This is excerpted from an "UN News" article initially published in March 2024:
Amid growing global concerns over alarming hunger spikes in conflict-affected communities and talk of intensifying levels of food insecurity possibly leading to famine, we looked into how – and when – a famine is classified.
World Food Programme (WFP) chief economist Arif Husain walked UN News through the process.
What is the threshold for famine?
Famine is essentially a technical term, referring to a population that faces widespread malnutrition and hunger-related deaths due to a lack of access to food.
“We say there is a famine when three conditions come together in a specific geographic area, whether a town, village, city, even a country,” WFP’s Mr. Husain explained.
-
At least 20 per cent of the population in that particular area are facing extreme levels of hunger;
-
30 per cent of the children in the same place are wasted, or too thin for their height; and
-
The death – or mortality – rate has doubled, from the average, surpassing two deaths per 10,000 daily for adults and four deaths per 10,000 daily for children.
“You can clearly see that in a way, famine is admission of collective failure,” he said. “We should act way before the famine, so people don’t starve, children are not wasted and people don’t die of hunger-related causes.”
How is hunger tracked?
Famines today are different than those experienced in the 1970s or 1980s, when drought was the main driver in Ethiopia and other nations, Mr. Husain told UN News, adding that years ago, when a famine occurred, “we could say, ‘I’m sorry. I did not know.
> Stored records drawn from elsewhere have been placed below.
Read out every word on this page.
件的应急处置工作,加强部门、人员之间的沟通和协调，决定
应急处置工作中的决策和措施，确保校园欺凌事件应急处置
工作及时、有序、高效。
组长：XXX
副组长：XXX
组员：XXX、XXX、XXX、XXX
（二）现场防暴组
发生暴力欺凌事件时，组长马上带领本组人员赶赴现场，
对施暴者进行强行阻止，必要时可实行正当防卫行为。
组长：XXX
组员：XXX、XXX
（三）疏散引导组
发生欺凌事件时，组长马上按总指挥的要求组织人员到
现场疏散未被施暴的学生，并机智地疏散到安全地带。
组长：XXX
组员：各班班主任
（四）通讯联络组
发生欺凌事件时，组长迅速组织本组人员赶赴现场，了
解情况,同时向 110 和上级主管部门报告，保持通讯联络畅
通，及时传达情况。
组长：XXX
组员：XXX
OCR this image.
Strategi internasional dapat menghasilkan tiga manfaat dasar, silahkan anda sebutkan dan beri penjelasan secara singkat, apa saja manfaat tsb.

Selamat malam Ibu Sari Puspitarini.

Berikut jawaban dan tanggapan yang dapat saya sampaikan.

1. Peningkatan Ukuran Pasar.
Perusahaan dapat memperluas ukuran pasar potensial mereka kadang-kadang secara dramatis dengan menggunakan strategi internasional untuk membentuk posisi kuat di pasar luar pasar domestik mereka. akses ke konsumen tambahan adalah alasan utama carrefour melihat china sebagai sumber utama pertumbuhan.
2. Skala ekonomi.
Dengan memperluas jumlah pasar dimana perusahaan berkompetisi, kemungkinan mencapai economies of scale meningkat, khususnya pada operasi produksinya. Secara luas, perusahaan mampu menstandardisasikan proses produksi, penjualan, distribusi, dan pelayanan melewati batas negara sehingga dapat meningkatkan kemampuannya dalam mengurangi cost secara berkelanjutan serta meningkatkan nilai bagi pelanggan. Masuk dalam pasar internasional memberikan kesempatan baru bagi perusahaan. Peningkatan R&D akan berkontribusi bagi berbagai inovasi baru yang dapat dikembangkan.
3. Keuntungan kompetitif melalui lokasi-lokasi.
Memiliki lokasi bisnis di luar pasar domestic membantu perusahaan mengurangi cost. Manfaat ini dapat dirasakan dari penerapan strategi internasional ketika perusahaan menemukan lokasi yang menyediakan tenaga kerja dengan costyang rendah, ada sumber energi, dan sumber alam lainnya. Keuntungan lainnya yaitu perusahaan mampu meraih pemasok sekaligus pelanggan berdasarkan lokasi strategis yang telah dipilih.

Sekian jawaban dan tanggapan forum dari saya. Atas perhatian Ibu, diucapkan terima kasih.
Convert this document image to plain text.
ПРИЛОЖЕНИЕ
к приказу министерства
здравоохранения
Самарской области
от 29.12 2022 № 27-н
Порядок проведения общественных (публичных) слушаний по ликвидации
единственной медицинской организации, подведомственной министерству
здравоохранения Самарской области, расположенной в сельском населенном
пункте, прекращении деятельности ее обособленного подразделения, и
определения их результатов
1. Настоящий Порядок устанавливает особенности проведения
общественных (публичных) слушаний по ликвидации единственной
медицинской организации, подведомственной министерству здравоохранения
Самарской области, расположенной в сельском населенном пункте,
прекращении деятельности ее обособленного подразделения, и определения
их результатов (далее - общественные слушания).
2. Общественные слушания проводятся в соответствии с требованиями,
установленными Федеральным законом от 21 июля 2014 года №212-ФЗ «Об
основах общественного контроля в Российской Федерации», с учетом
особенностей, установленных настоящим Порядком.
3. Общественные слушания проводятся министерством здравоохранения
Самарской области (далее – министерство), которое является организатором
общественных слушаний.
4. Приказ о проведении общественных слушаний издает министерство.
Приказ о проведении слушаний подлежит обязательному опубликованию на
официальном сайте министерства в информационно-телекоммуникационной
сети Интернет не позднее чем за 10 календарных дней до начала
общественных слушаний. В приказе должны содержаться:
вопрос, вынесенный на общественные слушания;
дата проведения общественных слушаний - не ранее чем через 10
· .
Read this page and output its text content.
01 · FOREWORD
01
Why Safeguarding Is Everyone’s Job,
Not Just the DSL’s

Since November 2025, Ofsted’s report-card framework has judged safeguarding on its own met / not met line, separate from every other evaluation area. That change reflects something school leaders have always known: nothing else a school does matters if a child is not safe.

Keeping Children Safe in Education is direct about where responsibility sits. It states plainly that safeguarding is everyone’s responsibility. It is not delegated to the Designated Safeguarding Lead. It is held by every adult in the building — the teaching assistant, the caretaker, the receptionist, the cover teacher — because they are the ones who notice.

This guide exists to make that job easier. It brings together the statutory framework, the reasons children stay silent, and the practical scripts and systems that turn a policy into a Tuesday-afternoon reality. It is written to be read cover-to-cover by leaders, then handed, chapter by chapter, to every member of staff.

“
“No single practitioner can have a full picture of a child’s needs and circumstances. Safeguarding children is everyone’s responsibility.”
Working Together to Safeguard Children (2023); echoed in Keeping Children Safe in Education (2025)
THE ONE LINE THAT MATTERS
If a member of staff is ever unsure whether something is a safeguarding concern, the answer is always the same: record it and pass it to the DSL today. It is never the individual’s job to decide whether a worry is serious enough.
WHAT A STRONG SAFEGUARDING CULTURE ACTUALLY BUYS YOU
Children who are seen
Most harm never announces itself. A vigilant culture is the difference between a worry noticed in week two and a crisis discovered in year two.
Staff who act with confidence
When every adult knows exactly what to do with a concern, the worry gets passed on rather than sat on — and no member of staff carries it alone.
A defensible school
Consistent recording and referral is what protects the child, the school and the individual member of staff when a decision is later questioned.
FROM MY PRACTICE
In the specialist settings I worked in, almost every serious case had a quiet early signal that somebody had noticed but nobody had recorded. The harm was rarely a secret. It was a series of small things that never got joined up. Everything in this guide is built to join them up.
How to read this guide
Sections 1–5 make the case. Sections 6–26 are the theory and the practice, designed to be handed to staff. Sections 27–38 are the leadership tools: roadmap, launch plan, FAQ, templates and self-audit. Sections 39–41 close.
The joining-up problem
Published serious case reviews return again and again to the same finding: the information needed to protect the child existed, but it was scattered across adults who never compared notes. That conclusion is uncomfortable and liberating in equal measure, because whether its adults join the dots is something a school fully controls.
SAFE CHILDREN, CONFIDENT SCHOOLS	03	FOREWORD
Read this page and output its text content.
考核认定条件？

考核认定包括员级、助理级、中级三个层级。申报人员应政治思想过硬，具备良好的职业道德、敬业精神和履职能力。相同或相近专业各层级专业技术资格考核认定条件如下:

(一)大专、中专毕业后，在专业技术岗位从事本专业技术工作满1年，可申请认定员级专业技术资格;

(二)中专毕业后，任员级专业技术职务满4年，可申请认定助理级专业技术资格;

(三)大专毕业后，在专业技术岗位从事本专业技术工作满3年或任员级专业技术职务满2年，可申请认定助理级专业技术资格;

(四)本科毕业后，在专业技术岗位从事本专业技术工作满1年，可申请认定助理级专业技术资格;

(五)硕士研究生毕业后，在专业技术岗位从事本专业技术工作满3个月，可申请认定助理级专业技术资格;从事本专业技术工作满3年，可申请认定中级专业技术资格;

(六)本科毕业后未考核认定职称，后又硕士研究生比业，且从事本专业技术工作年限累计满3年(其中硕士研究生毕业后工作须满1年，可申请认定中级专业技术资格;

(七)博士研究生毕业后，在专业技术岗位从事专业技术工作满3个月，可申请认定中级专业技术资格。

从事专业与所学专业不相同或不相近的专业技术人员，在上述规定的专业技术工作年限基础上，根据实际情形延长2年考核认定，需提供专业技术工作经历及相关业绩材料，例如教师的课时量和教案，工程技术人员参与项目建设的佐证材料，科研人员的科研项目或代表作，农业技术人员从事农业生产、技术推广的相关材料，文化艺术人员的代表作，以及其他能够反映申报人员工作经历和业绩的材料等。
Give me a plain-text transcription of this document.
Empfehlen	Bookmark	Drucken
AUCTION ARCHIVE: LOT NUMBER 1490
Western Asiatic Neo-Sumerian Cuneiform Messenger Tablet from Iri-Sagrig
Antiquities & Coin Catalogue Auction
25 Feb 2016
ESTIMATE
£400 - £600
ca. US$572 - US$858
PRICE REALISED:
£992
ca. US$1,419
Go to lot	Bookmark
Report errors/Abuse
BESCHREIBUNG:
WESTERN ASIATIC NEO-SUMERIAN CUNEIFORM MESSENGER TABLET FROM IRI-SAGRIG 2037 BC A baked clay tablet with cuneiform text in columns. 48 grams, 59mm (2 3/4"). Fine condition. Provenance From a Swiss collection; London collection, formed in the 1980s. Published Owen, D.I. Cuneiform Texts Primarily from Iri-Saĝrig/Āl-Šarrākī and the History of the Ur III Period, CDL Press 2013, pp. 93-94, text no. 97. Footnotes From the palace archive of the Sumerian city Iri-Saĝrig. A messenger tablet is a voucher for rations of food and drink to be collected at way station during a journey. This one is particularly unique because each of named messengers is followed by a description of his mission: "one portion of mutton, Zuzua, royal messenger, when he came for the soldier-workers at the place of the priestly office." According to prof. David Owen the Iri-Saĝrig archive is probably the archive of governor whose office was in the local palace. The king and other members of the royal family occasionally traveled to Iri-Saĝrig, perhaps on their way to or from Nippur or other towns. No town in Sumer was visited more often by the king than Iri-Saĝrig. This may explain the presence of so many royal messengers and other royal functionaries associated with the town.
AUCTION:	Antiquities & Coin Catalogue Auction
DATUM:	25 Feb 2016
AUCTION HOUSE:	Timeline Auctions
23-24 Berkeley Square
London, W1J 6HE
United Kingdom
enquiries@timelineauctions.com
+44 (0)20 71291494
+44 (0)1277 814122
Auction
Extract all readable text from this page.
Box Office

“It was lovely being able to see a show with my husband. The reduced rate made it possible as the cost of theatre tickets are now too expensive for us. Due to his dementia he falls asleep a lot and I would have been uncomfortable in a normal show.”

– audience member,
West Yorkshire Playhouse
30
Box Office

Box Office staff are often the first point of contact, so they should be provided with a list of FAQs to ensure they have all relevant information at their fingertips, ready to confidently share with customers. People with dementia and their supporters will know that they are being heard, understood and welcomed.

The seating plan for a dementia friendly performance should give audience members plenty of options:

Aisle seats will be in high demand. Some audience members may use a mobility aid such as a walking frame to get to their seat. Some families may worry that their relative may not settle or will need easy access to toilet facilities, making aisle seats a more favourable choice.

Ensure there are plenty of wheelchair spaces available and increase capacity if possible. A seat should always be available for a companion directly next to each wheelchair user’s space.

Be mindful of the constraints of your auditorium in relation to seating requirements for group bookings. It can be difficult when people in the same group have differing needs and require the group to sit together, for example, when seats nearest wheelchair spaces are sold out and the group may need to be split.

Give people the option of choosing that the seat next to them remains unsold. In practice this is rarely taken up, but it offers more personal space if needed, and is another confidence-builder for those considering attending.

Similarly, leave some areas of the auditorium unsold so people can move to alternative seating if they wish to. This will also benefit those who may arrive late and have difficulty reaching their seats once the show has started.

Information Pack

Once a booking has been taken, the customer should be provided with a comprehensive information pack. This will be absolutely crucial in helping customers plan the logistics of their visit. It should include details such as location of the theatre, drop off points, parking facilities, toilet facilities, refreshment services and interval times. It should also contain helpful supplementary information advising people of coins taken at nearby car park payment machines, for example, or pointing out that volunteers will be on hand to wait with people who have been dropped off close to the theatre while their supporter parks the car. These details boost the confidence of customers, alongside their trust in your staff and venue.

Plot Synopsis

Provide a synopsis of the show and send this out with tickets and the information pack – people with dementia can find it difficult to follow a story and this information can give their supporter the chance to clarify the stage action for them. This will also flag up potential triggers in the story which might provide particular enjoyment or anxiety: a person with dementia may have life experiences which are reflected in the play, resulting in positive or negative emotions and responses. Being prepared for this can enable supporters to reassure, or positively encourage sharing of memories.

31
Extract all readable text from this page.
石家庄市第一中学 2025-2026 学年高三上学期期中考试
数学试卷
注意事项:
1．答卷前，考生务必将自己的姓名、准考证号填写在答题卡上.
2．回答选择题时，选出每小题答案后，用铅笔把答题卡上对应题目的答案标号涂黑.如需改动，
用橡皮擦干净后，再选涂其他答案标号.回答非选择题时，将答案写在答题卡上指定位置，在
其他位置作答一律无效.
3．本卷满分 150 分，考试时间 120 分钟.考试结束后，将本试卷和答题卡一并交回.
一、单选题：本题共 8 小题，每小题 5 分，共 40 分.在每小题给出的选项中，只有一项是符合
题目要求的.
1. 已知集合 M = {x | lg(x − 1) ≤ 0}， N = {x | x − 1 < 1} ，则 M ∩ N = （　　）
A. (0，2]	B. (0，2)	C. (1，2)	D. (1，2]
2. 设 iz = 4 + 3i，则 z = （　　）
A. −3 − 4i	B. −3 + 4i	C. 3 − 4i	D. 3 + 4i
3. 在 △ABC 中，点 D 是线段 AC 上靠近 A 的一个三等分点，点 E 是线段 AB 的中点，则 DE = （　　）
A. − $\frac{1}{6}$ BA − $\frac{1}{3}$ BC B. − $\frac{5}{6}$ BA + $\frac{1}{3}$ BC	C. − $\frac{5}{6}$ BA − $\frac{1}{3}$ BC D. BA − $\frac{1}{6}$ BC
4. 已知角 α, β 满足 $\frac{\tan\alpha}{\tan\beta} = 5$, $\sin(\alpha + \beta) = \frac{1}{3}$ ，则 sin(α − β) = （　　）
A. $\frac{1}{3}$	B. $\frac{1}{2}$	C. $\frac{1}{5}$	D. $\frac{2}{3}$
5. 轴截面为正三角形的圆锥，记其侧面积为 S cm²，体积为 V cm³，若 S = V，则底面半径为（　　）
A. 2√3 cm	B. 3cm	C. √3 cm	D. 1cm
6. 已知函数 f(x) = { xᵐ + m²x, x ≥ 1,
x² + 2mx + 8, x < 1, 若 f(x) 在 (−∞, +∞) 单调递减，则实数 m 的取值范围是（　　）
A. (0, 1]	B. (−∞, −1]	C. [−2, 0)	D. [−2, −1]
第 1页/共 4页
If I had known, I would have done something about it.’”
“Today, we see crises in real time, so we cannot say we did not know,” he explained. “The onus is much higher today than it has ever been before.”
Climate-related food insecurity is now closely monitored thanks to a detailed tracking system used by international humanitarian agencies wherever they work, and today, famines or risks of one developing are now largely driven by conflict.
In the 21st century, climate-related famines have largely been averted thanks to an innovative tool to track acute hunger, developed during the crisis in Somalia in 2004 by the UN Food and Agriculture Organization (FAO) and now used by humanitarian agencies worldwide.
This initiative is called the Integrated Security Phase Classification.